Q: That’s such a valuable balance to be able to learn as we work on our own wellness, how to both have a command of our surroundings as well as acceptance for what we cannot control. And speaking of what to expect, what do you most want families to know about the experience of attending one of your classes or workshops? What might one feel after their first experience with Qi Gong? And after subsequent and ongoing practice?
After practicing qi gong, people feel relaxed. They feel peaceful, they feel quiet inside, it seems like, and because we give the video to them for a week afterwards, they can practice it every day and so they're really solidifying that feeling within themselves. That makes me feel really happy. I also want people to know that whereas some people think qi gong is a martial art, it’s really a meditative art. With tai chi, for example, you have to learn longer forms, it’s more complex. Qi gong is more repetitive and doesn’t have required choreographies. And qi gong is so portable! You don't even need a mat. You can stop in a favorite spot in nature and just practice spontaneously.
Q: What’s really exciting you in your teaching these days?
I’m really excited about our “Happily Ever Now” offering, where we teach mindfulness tools to adults, and the children in their lives. One thing we do is a little journaling, and we remember a time we were going through challenges. You remember how the challenge felt, and you remember the tools you used to work through it. And then ask yourself: What qualities do I now know I have because of the challenges I went through? How can I apply that to something I’m working with now, or is coming up in the future? One of the most profound experiences that people realize in this course is that you can use what you've learned in your life to your ongoing benefit. It’s all focused on a deep experience of your inner self, and we seek to help people reassess the baggage we’ve been carrying that doesn’t necessarily belong to us. We invite people to question their assumptions through meditative inquiry into the belief systems, and whether they are just “excess baggage” or are something they want to keep and own.

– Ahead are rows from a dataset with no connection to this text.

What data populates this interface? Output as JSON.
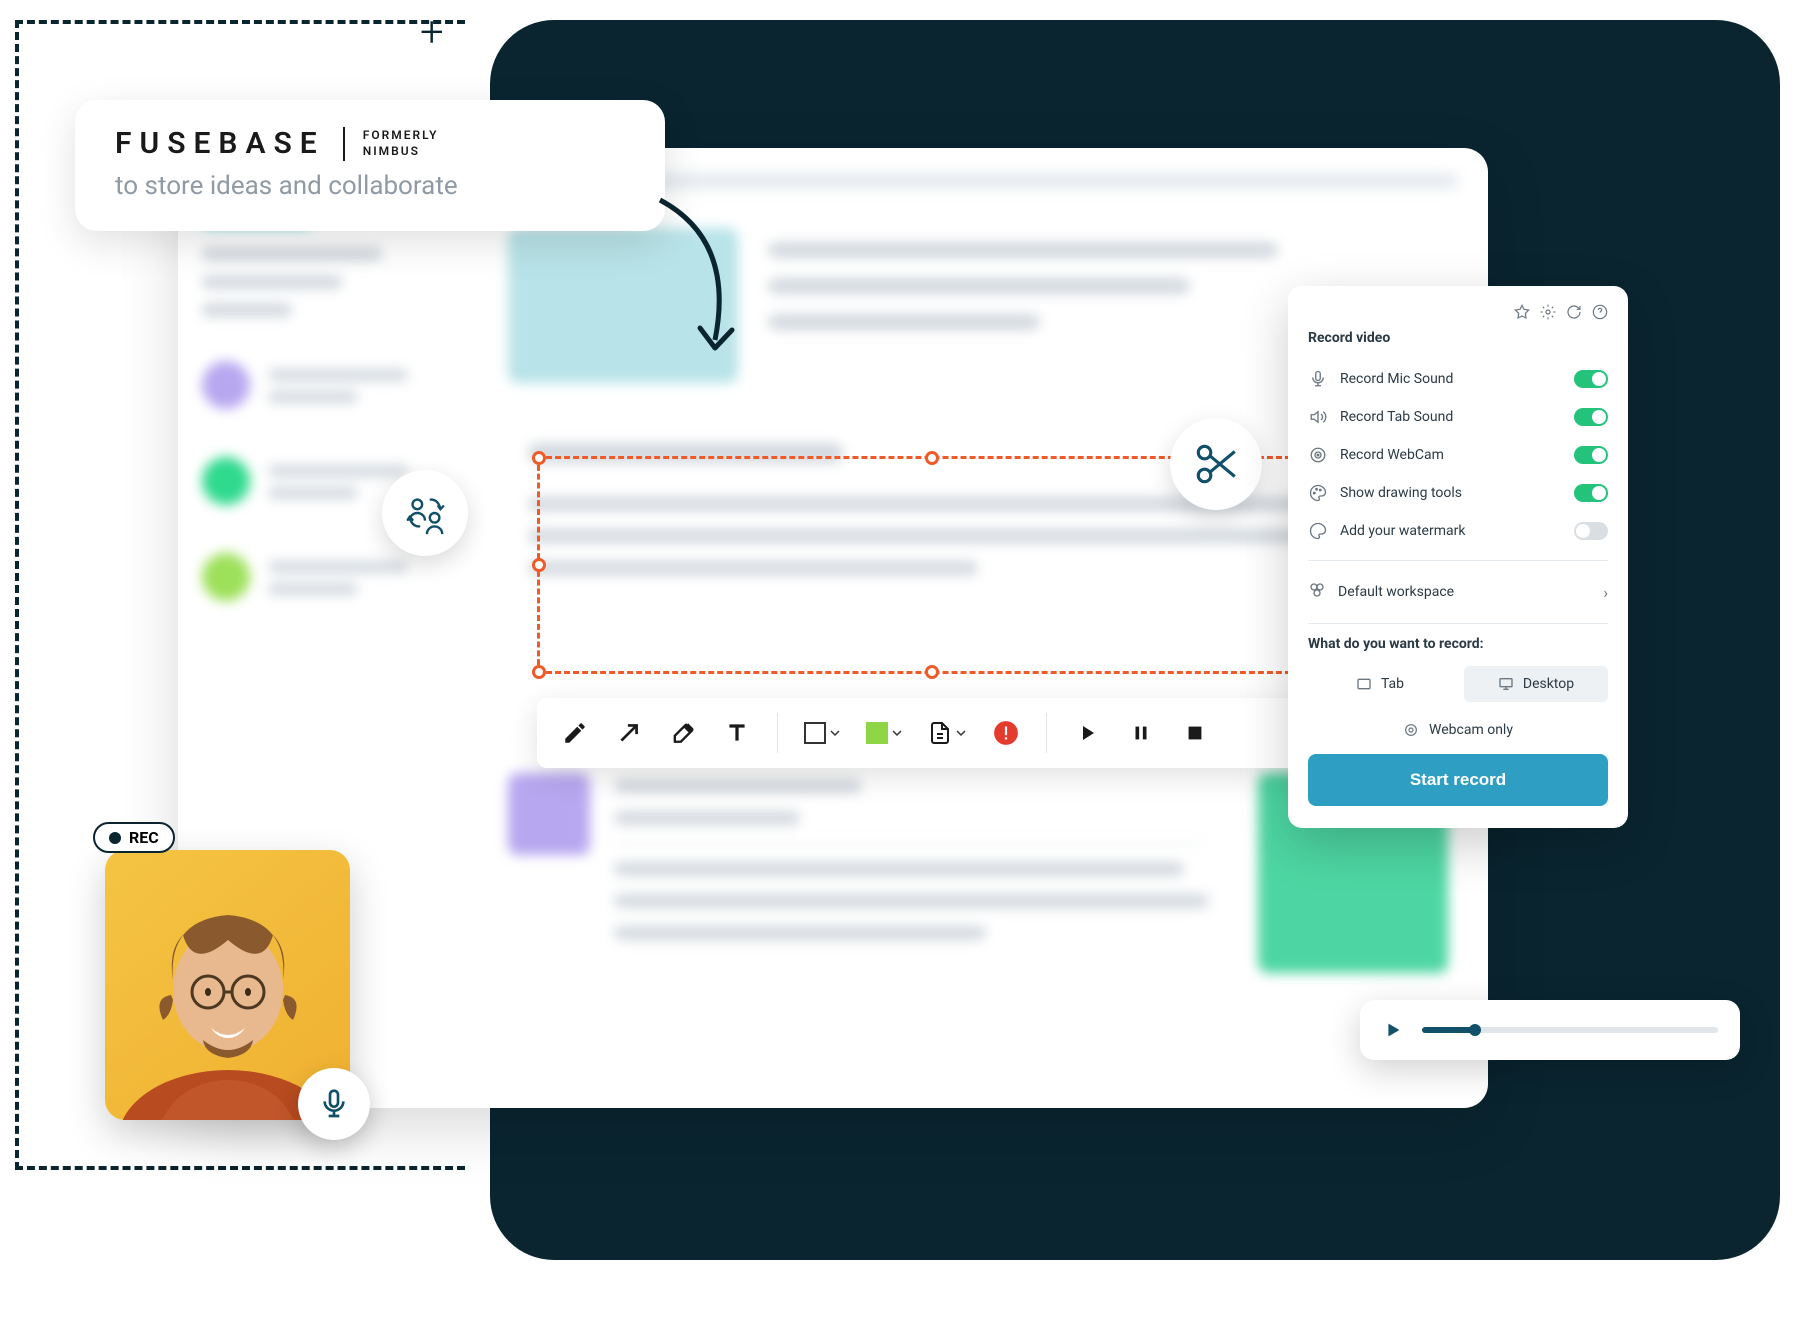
{
  "fuse": {
    "name": "FUSEBASE",
    "sub1": "FORMERLY",
    "sub2": "NIMBUS",
    "tagline": "to store ideas and collaborate"
  },
  "rec_badge": "REC",
  "record_panel": {
    "title": "Record video",
    "rows": {
      "mic": "Record Mic Sound",
      "tab": "Record Tab Sound",
      "webcam": "Record WebCam",
      "drawing": "Show drawing tools",
      "watermark": "Add your watermark"
    },
    "toggles": {
      "mic": true,
      "tab": true,
      "webcam": true,
      "drawing": true,
      "watermark": false
    },
    "workspace": "Default workspace",
    "question": "What do you want to record:",
    "opt_tab": "Tab",
    "opt_desktop": "Desktop",
    "webcam_only": "Webcam only",
    "start": "Start record"
  },
  "colors": {
    "accent": "#f05a28",
    "dark": "#0a2530",
    "toggle_on": "#24c37c",
    "start_btn": "#2e9ec2"
  }
}
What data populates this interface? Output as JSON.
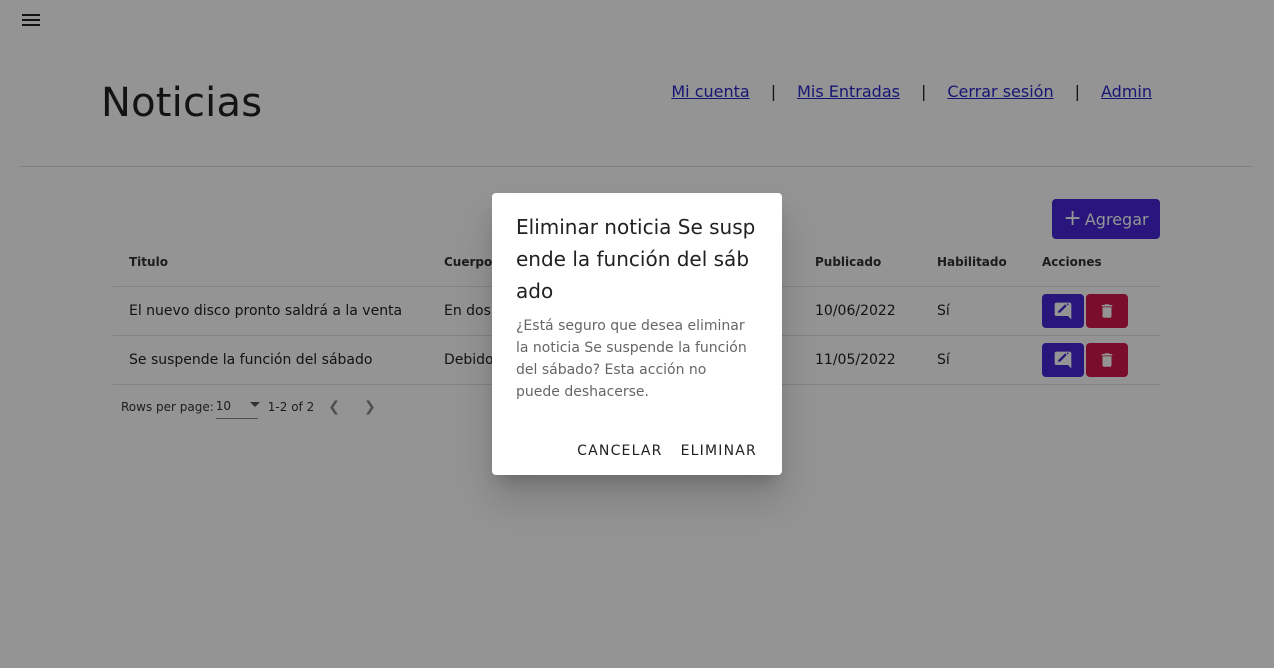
{
  "header": {
    "title": "Noticias",
    "nav": [
      "Mi cuenta",
      "Mis Entradas",
      "Cerrar sesión",
      "Admin"
    ],
    "separator": "|"
  },
  "toolbar": {
    "add_label": "Agregar",
    "add_icon": "plus-icon"
  },
  "table": {
    "columns": [
      "Titulo",
      "Cuerpo",
      "Publicado",
      "Habilitado",
      "Acciones"
    ],
    "rows": [
      {
        "titulo": "El nuevo disco pronto saldrá a la venta",
        "cuerpo": "En dos s",
        "publicado": "10/06/2022",
        "habilitado": "Sí"
      },
      {
        "titulo": "Se suspende la función del sábado",
        "cuerpo": "Debido",
        "publicado": "11/05/2022",
        "habilitado": "Sí"
      }
    ]
  },
  "pagination": {
    "rows_per_page_label": "Rows per page:",
    "rows_per_page": "10",
    "range": "1-2 of 2"
  },
  "dialog": {
    "title": "Eliminar noticia Se suspende la función del sábado",
    "body": "¿Está seguro que desea eliminar la noticia Se suspende la función del sábado? Esta acción no puede deshacerse.",
    "cancel": "CANCELAR",
    "confirm": "ELIMINAR"
  },
  "colors": {
    "primary": "#4527d6",
    "danger": "#d0184a",
    "link": "#2a27c8"
  }
}
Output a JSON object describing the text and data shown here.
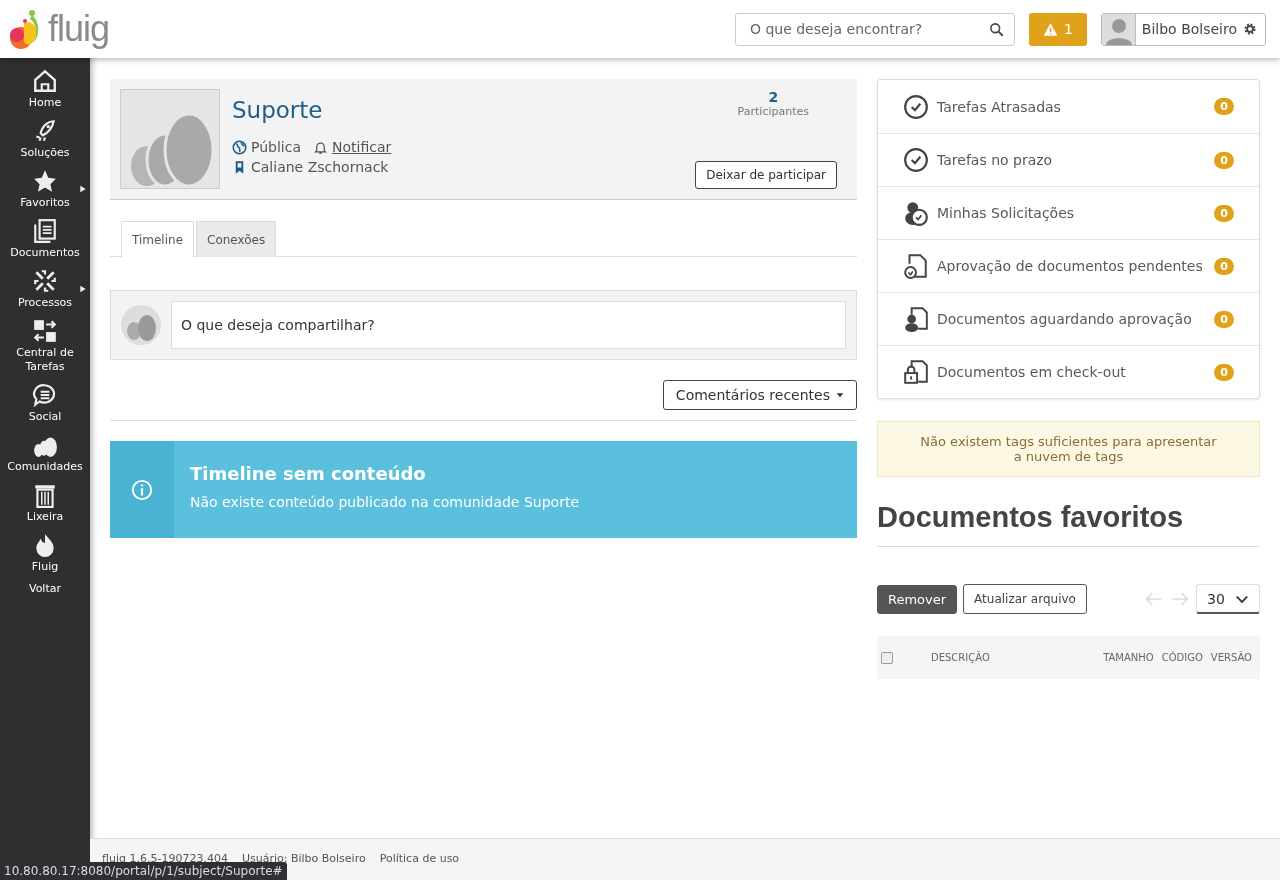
{
  "header": {
    "logo_text": "fluig",
    "search": {
      "placeholder": "O que deseja encontrar?"
    },
    "alerts": "1",
    "user": "Bilbo Bolseiro"
  },
  "sidebar": {
    "items": [
      {
        "label": "Home",
        "submenu": false
      },
      {
        "label": "Soluções",
        "submenu": false
      },
      {
        "label": "Favoritos",
        "submenu": true
      },
      {
        "label": "Documentos",
        "submenu": false
      },
      {
        "label": "Processos",
        "submenu": true
      },
      {
        "label": "Central de Tarefas",
        "submenu": false
      },
      {
        "label": "Social",
        "submenu": false
      },
      {
        "label": "Comunidades",
        "submenu": false
      },
      {
        "label": "Lixeira",
        "submenu": false
      },
      {
        "label": "Fluig",
        "submenu": false
      },
      {
        "label": "Voltar",
        "submenu": false
      }
    ]
  },
  "community": {
    "name": "Suporte",
    "visibility": "Pública",
    "notify": "Notificar",
    "owner": "Caliane Zschornack",
    "participants_count": "2",
    "participants_label": "Participantes",
    "leave_button": "Deixar de participar"
  },
  "tabs": [
    {
      "label": "Timeline",
      "selected": true
    },
    {
      "label": "Conexões",
      "selected": false
    }
  ],
  "composer": {
    "placeholder": "O que deseja compartilhar?"
  },
  "sort_button": "Comentários recentes",
  "empty_alert": {
    "title": "Timeline sem conteúdo",
    "message": "Não existe conteúdo publicado na comunidade Suporte"
  },
  "tasks": [
    {
      "label": "Tarefas Atrasadas",
      "count": "0"
    },
    {
      "label": "Tarefas no prazo",
      "count": "0"
    },
    {
      "label": "Minhas Solicitações",
      "count": "0"
    },
    {
      "label": "Aprovação de documentos pendentes",
      "count": "0"
    },
    {
      "label": "Documentos aguardando aprovação",
      "count": "0"
    },
    {
      "label": "Documentos em check-out",
      "count": "0"
    }
  ],
  "tag_cloud_notice": "Não existem tags suficientes para apresentar a nuvem de tags",
  "favorites": {
    "title": "Documentos favoritos",
    "buttons": [
      "Remover",
      "Atualizar arquivo"
    ],
    "page_size": "30",
    "select_all_checked": false,
    "columns": [
      "DESCRIÇÃO",
      "TAMANHO",
      "CÓDIGO",
      "VERSÃO"
    ]
  },
  "footer": {
    "version": "fluig 1.6.5-190723.404",
    "user": "Usuário: Bilbo Bolseiro",
    "policy_link": "Política de uso"
  },
  "status_url": "10.80.80.17:8080/portal/p/1/subject/Suporte#"
}
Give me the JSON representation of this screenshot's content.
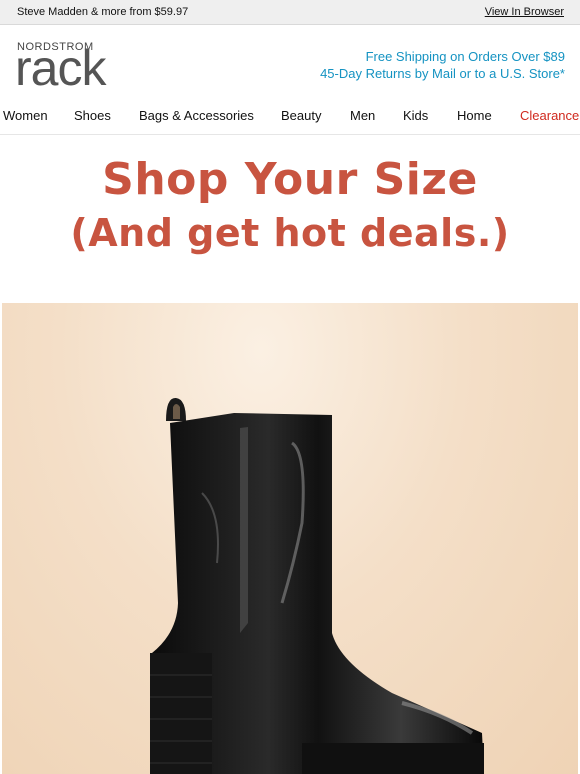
{
  "topbar": {
    "preheader": "Steve Madden & more from $59.97",
    "view_in_browser": "View In Browser"
  },
  "logo": {
    "top": "NORDSTROM",
    "main": "rack"
  },
  "promo": {
    "line1": "Free Shipping on Orders Over $89",
    "line2": "45-Day Returns by Mail or to a U.S. Store*"
  },
  "nav": {
    "items": [
      "Women",
      "Shoes",
      "Bags & Accessories",
      "Beauty",
      "Men",
      "Kids",
      "Home",
      "Clearance"
    ]
  },
  "hero": {
    "headline": "Shop Your Size",
    "subhead": "(And get hot deals.)"
  },
  "colors": {
    "promo_text": "#1593c2",
    "clearance": "#d0291e",
    "headline": "#c85440"
  }
}
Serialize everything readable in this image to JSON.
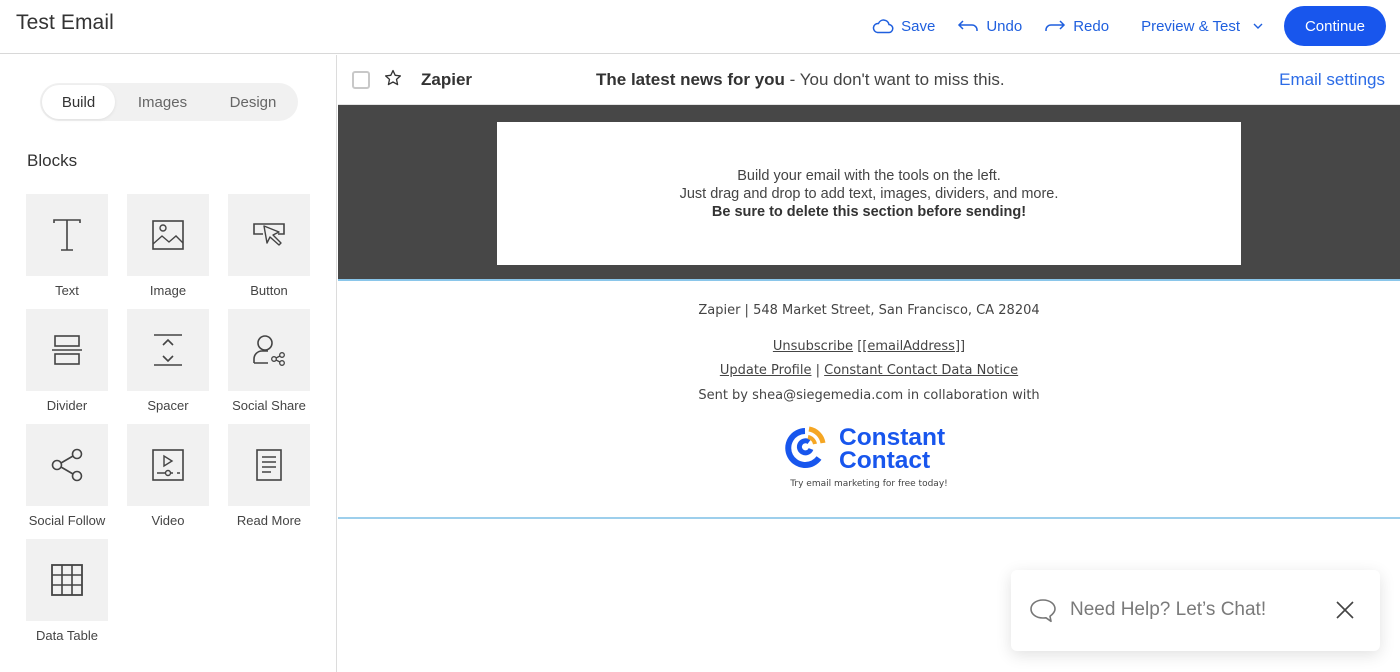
{
  "header": {
    "title": "Test Email",
    "save_label": "Save",
    "undo_label": "Undo",
    "redo_label": "Redo",
    "preview_label": "Preview & Test",
    "continue_label": "Continue"
  },
  "sidebar": {
    "tabs": [
      {
        "label": "Build",
        "active": true
      },
      {
        "label": "Images",
        "active": false
      },
      {
        "label": "Design",
        "active": false
      }
    ],
    "section_title": "Blocks",
    "blocks": [
      {
        "label": "Text",
        "icon": "text-icon"
      },
      {
        "label": "Image",
        "icon": "image-icon"
      },
      {
        "label": "Button",
        "icon": "button-cursor-icon"
      },
      {
        "label": "Divider",
        "icon": "divider-icon"
      },
      {
        "label": "Spacer",
        "icon": "spacer-icon"
      },
      {
        "label": "Social Share",
        "icon": "social-share-icon"
      },
      {
        "label": "Social Follow",
        "icon": "share-nodes-icon"
      },
      {
        "label": "Video",
        "icon": "video-icon"
      },
      {
        "label": "Read More",
        "icon": "document-icon"
      },
      {
        "label": "Data Table",
        "icon": "table-grid-icon"
      }
    ]
  },
  "inbox_preview": {
    "sender": "Zapier",
    "subject": "The latest news for you",
    "separator": " - ",
    "preheader": "You don't want to miss this.",
    "settings_label": "Email settings"
  },
  "notice": {
    "line1": "Build your email with the tools on the left.",
    "line2": "Just drag and drop to add text, images, dividers, and more.",
    "line3": "Be sure to delete this section before sending!"
  },
  "footer": {
    "address": "Zapier | 548 Market Street, San Francisco, CA 28204",
    "unsubscribe_label": "Unsubscribe",
    "unsubscribe_token": "[[emailAddress]]",
    "update_profile_label": "Update Profile",
    "links_separator": " | ",
    "data_notice_label": "Constant Contact Data Notice",
    "sent_by": "Sent by shea@siegemedia.com in collaboration with",
    "logo_line1": "Constant",
    "logo_line2": "Contact",
    "tagline": "Try email marketing for free today!"
  },
  "chat": {
    "label": "Need Help? Let’s Chat!"
  },
  "colors": {
    "accent": "#1856ed",
    "link": "#2b6be6",
    "dark_band": "#474747",
    "logo_orange": "#f5a623",
    "tile_bg": "#f1f1f1"
  }
}
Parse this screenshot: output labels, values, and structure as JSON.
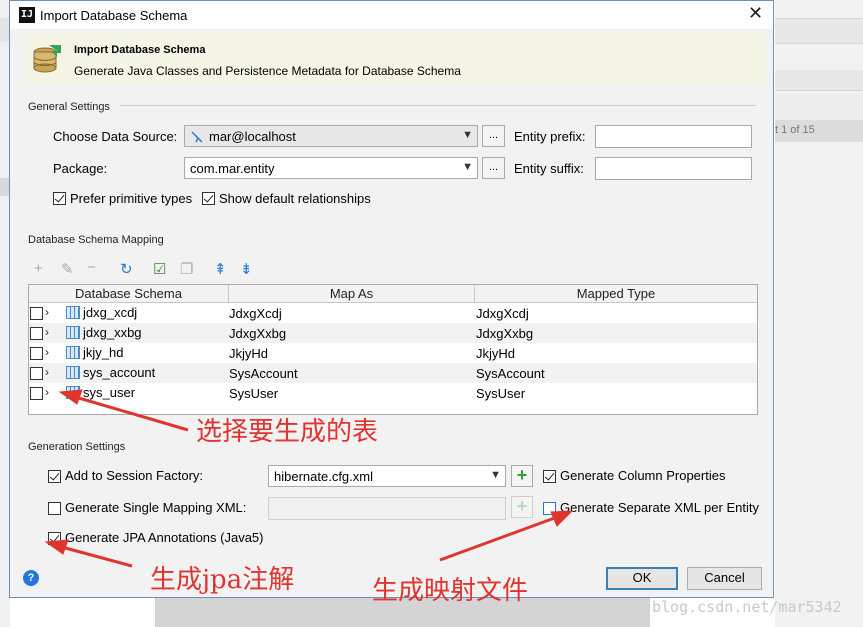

And I want to say that one wonderful thing about the hybrid model of teaching right now during Covid is that we’re working with people all over. Also, we’re working on developing a qi gong workshop for people who are interested in teaching qi gong to children. Eventually we are going to bring in a trauma integration piece for trainers, too.
I'm excited about where we’re going with Radiant Child, and I'm very grateful for my practice– I teach 45 or 46 weeks a year! I do that because I really like it, and it gets me practicing and I love sharing it. I’m also very passionate about underserved populations. We have a scholarship fund for that and we’ve been doing this for years and we want to expand that. We’ve done this in the US and internationally.
Q: You’ve shared such a wealth of information with us, and we’re excited to connect more of our families to you and your work. Any final thoughts as we say goodbye for now?
We all have this beautiful radiance that is wise, and internally connects us to our true self. We’re all in this together, and we’re all learning and growing together. We can have self compassion and compassion for one another because we’re all doing this together. Yoga, qi gong– they're all just tools to help us remember who we are.
Thank you, Lana. We’re so grateful to have you in our community!